Miller scooted in close to her, “What are you doing?” Collins could not help but notice his eyes widen at the sight of so much meat in a vegetarian’s cart.
“I’m up here, Chris,” she said irritated that a long time friend stared at her awkwardness every chance he got in these recent weeks. She hardly cared about Miller’s feelings when he reached to rub his neck instinctively. Perhaps if he would not make her feel uncomfortable, she would not feel obliged to respond in kind.
“How are you,” she asked, hoping to change subjects before his questions started.
“Um, How am I?”
“Yes. How are you? You know, a friendly comment to a friend I have not seen since yesterday.” She was not sure what her shortness grew from but she could not help it.
“Well, um, I am fine. It’s you I am worried about, Helen.”
“As you can see, I am fine, too,” sliding ahead of her cart to cover what he kept looking over at.
“No,” he retorted, “you’re not. You are sick.”
“I am not dead, as you can see.”
“Maybe not. But, um, you will be if you are not careful. They want sick people to stay in their homes.”
“And do what? Sit around waiting for death?”
“Well, no. But…”
“And who will buy my groceries? Put food on my table?”
“Helen, they are letting mobs of people just beat the sick. The Attorney General has even said Wretches are no longer full citizens.”
For the first time since her illness began two weeks ago, Collins felt sick to her stomach. Total loss of control of her health, her life, and, now, her freedom. She knew Miller was right but some piece of her refused to buckle. Then a word Miller used caught her attention.
“Wretch,” she asked with so much force her hands almost slapped Miller.
“Oh,” Miller’s face turned auburn in the face, “I, um, I thought you knew.”
“Wretch? I’m disgusting creature now? Not some sick person to be pitied? Or at least left alone?”
“Oh, Helen. It’s not word. The Attorney General used it in a speech the other night. Since then, well…”
Too angry to respond to her new knowledge, Collins grabbed her cart with a tight gloved fist.

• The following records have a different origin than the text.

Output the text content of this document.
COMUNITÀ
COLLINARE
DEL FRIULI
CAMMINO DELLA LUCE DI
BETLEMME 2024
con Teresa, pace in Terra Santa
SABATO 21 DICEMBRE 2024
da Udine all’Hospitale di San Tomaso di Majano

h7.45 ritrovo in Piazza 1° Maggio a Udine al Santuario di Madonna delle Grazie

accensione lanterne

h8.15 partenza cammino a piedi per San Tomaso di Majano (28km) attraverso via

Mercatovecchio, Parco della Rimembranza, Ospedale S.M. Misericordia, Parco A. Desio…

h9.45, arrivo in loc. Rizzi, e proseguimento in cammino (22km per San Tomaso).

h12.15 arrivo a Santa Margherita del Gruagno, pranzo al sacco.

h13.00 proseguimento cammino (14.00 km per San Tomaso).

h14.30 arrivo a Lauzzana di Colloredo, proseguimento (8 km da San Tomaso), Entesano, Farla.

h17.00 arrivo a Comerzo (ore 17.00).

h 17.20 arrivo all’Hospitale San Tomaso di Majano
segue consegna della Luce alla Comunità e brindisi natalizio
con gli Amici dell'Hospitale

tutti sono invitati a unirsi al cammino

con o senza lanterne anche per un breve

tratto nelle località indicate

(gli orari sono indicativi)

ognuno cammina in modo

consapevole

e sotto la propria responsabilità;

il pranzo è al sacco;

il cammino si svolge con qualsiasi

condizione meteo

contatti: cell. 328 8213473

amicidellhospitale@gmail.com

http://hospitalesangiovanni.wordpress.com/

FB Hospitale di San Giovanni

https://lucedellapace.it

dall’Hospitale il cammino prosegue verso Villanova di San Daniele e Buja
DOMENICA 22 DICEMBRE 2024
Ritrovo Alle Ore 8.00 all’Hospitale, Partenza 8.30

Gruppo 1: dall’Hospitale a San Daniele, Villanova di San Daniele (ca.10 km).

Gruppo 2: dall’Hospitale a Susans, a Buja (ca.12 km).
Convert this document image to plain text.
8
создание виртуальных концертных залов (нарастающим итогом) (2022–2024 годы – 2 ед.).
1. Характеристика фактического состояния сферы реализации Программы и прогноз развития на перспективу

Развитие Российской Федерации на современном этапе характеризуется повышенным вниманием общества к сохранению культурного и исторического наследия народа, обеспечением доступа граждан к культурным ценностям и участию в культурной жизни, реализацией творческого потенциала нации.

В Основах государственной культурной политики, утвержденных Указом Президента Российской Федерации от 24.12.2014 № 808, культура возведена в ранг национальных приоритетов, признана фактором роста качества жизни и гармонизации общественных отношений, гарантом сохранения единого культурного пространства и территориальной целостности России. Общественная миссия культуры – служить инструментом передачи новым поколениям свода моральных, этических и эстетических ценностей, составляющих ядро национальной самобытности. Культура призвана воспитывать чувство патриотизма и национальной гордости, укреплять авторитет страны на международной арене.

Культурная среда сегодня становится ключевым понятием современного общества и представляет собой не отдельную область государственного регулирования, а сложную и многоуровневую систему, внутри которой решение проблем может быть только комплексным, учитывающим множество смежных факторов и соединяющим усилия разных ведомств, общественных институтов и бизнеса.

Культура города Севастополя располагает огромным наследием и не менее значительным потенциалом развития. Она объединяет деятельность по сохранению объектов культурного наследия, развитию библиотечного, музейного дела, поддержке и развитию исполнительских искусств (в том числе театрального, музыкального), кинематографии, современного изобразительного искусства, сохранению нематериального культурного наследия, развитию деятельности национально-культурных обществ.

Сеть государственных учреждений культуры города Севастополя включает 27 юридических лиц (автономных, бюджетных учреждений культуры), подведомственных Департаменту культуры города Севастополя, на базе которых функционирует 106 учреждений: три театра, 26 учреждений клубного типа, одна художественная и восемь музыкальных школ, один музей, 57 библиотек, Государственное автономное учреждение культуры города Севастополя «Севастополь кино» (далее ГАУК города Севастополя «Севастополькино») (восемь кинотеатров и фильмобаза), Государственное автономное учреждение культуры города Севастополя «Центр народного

With her free hand, “The meeting is still on Saturday, correct?” She did not wait for Miller to answer, “Please be there. Good day.”
Speaking aloud, “Helen.” She swung around. Her mask hid her her curled lip as she bit her tongue. He returned to Sign, “I do not want anything to happen to you, Helen. You are, um, a real good friend.” His heart-felt honesty drew Collins back from her caustic retorts. She slumped over, tired.
“None of this feels right.”
“This,” Collins pointed at them both then around the grocery store, “All of this. What is going on. What they are doing to the infected people. These, these Wretches!” Miller cringed at her anger. “It just feels wrong.”
“I know. It is like a scene out of, well, your research.”
“Yeah. Problem is, eventually the state asserts its power and quarantines all the infected people. Please, just be there Saturday. For me.”
Both remained motionless for a moment. Miller broke first, “I should go.”
“Take care of yourself, will you, Helen? Please? If history is any, um, predictor…”
“And it usually is.”
“Exactly,” he said out loud. “It’s going to get worse before it gets better.”
“If it gets better.”
Collins did not realize what she said until after she said it. With that thought out for them both to contemplate, they let it lay there on the grocery store floor like a writhing worm cut in half.
She picked a register line without considering potential implications of a clerk realizing the unusual nature of someone purchasing so much meat so often. Being preoccupied by his cellphone, the employee never took notice of what he threw across the scanner. She paid and left.